Folding tables are known in which one or more, usually four, legs are foldably mounted to the underside of a table; card tables are usually of this general type, as are banquet or picnic tables designed to be put up and taken down frequently. Many mechanisms are known for providing the desired folding action; these are often rather complex and expensive. One simple, inexpensive system for these purposes provides a horizontal shaft to which one end of the leg structure is secured, which shaft is journalled in a simple band secured to the underside of the table. Appropriate over-center devices may be used with such a journal-mounted system to lock the leg structure in its folded and unfolded positions.

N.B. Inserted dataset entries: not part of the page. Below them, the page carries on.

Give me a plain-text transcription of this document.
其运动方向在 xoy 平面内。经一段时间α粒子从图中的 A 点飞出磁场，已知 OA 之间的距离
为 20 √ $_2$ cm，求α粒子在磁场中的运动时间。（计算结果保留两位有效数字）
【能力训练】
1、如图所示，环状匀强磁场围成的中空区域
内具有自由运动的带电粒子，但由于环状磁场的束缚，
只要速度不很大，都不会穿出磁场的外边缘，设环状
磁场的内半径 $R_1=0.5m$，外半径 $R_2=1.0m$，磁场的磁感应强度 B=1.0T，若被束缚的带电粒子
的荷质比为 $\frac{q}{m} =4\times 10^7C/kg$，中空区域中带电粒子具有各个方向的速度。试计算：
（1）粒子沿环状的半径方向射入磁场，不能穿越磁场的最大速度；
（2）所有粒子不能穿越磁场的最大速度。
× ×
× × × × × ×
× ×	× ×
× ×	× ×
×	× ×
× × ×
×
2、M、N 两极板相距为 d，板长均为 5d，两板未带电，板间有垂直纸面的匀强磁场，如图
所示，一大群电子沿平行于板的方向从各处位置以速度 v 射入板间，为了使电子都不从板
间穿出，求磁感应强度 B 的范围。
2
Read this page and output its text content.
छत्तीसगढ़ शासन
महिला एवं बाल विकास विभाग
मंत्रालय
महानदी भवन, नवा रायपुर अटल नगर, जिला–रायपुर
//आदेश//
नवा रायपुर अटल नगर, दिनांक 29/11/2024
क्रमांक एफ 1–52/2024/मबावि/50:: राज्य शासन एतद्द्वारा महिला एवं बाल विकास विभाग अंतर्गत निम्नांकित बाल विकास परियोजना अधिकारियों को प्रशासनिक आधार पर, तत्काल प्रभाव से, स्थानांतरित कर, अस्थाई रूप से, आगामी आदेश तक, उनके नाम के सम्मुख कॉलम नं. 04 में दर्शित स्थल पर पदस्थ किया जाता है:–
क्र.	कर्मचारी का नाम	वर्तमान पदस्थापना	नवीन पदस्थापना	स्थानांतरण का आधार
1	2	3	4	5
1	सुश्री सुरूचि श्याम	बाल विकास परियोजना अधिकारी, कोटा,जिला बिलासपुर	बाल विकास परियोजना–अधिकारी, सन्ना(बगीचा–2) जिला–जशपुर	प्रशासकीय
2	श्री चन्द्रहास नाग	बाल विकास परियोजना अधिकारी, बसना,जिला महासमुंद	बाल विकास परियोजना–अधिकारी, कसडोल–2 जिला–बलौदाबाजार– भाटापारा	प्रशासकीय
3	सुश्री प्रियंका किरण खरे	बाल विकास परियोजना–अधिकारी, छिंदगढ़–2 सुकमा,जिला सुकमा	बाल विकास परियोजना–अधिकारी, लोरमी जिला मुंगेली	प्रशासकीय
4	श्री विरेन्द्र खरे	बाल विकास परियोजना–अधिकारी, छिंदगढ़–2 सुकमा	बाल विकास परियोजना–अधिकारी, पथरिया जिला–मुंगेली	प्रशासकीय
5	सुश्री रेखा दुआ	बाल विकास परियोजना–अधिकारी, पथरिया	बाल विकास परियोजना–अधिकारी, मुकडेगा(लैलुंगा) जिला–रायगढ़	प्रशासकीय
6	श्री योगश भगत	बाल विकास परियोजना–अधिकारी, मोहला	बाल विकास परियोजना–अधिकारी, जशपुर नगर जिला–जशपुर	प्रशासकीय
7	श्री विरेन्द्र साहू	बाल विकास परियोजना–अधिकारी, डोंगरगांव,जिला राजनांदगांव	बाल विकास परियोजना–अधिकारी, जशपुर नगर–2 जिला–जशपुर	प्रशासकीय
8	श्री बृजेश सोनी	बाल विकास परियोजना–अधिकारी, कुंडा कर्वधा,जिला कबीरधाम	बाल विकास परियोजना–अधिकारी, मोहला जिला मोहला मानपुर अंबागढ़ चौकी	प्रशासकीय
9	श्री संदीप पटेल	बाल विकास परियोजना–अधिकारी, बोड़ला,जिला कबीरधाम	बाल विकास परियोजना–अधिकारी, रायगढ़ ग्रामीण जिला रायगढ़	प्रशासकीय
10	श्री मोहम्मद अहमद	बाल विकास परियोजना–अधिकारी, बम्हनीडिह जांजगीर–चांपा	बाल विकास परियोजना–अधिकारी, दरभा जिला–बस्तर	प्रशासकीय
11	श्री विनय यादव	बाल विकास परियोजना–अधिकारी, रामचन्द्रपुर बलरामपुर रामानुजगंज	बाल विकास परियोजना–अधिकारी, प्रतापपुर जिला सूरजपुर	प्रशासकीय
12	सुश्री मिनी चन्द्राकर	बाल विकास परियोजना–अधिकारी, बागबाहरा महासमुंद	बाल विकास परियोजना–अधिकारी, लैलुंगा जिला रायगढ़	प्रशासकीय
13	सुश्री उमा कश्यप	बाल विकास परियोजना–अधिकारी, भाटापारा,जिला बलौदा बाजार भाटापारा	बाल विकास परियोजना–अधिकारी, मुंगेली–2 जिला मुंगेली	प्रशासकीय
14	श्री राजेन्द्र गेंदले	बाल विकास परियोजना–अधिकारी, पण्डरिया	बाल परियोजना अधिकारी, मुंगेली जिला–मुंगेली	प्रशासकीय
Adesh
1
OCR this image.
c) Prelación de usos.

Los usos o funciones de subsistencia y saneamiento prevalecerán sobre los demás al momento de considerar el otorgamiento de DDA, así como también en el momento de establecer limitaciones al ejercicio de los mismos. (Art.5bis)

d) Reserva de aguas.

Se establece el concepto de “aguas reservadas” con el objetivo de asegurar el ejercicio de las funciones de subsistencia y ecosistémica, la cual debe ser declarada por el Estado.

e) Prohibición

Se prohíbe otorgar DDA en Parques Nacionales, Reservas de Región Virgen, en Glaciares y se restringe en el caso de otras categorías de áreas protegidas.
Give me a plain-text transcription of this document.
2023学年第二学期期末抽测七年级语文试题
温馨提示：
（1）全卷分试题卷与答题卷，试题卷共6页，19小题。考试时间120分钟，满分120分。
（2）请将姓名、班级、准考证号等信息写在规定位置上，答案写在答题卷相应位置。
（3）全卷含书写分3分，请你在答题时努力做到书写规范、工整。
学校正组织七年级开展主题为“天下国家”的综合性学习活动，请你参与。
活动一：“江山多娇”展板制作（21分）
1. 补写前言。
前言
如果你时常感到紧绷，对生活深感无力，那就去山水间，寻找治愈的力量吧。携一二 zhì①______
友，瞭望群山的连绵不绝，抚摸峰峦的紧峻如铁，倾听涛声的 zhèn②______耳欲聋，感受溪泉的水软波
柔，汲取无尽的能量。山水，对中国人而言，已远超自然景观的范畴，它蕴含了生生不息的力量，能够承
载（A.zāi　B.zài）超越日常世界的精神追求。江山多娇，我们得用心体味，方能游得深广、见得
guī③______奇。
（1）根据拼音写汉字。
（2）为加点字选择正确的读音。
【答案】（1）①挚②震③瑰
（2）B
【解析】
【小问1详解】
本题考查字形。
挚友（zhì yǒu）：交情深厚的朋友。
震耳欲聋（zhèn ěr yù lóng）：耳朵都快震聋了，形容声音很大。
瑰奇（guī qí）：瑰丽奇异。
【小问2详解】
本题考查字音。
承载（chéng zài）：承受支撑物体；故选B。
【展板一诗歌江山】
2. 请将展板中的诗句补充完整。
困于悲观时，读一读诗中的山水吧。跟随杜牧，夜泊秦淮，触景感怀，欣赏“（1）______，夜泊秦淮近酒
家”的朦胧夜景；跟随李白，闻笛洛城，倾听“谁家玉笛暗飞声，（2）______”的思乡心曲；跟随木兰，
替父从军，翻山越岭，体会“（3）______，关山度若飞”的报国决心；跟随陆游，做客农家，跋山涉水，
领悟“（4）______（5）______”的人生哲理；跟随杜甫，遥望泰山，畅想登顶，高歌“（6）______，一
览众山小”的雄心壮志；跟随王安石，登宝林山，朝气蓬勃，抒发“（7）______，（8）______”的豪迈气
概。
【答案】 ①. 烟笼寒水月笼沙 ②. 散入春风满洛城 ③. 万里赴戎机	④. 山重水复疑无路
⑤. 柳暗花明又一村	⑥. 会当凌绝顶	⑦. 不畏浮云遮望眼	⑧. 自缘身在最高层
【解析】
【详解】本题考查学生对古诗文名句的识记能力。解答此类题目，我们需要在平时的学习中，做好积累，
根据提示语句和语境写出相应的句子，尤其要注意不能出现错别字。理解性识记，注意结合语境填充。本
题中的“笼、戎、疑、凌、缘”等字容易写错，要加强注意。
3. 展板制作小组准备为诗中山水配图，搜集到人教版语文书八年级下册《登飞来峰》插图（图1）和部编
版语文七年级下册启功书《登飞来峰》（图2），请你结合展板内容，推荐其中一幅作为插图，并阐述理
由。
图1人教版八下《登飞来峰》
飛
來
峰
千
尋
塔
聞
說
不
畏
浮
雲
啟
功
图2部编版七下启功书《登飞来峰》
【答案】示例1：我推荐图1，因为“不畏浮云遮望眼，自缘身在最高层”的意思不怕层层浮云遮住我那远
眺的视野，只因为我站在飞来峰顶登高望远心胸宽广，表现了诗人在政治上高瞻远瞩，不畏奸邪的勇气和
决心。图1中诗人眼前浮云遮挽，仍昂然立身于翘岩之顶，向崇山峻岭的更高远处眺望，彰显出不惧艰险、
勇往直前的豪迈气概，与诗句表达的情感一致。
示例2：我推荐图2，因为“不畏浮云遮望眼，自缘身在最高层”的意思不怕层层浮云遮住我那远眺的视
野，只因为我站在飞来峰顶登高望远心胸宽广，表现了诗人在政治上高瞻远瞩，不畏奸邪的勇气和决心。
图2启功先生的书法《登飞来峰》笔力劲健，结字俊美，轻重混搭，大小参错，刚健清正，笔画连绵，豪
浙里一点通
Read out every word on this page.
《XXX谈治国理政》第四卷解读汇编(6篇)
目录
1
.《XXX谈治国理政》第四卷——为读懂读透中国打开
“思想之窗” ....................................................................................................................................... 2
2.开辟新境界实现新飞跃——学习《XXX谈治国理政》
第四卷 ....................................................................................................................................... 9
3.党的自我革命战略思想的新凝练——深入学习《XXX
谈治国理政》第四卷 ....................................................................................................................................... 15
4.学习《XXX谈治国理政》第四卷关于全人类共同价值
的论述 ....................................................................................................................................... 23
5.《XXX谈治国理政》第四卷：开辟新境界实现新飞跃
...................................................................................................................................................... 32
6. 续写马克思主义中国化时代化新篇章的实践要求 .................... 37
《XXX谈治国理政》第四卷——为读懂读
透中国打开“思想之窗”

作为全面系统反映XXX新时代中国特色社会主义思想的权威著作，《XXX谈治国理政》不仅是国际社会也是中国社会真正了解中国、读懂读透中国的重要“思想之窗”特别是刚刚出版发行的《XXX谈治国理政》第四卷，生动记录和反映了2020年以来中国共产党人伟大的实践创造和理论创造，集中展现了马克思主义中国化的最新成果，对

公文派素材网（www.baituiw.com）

It is also known to provide one or more "bumpers", usually four, which extend downwardly with respect to the underside of the table top, to contact another table or other structure which the table may bear against when not in use. For example, when such tables are folded and stacked on top of each other, they will then only be contacted by the bumpers of other tables, thus minimizing marring; in addition, in some cases the bumpers are of high-friction elastomeric material so as to restrain relative lateral motion of the tables when stacked, thus contributing to the stability of the stack, especially when the stack is moved about. In many cases the bumpers are located on the corners of the frame of the table. In U.S. Pat. No. 3,604,372 of O. C. Hewett there is shown use of a finger pad on each movable strut of a rather complicated pivot structure used in folding and unfolding the four table legs; while this is not its primary function, the finger pad can be used as a "bumper".
While operative for their basic purposes, such arrangements of the prior art have involved relatively complex and expensive apparatus for providing the requisite folding and bumpering functions.
It is an object of the present invention to provide apparatus which provides for the folding and unfolding of the legs of a table and which provides the desired protection against marring and sideways slippage as well, while being especially simple and inexpensive to make and assemble.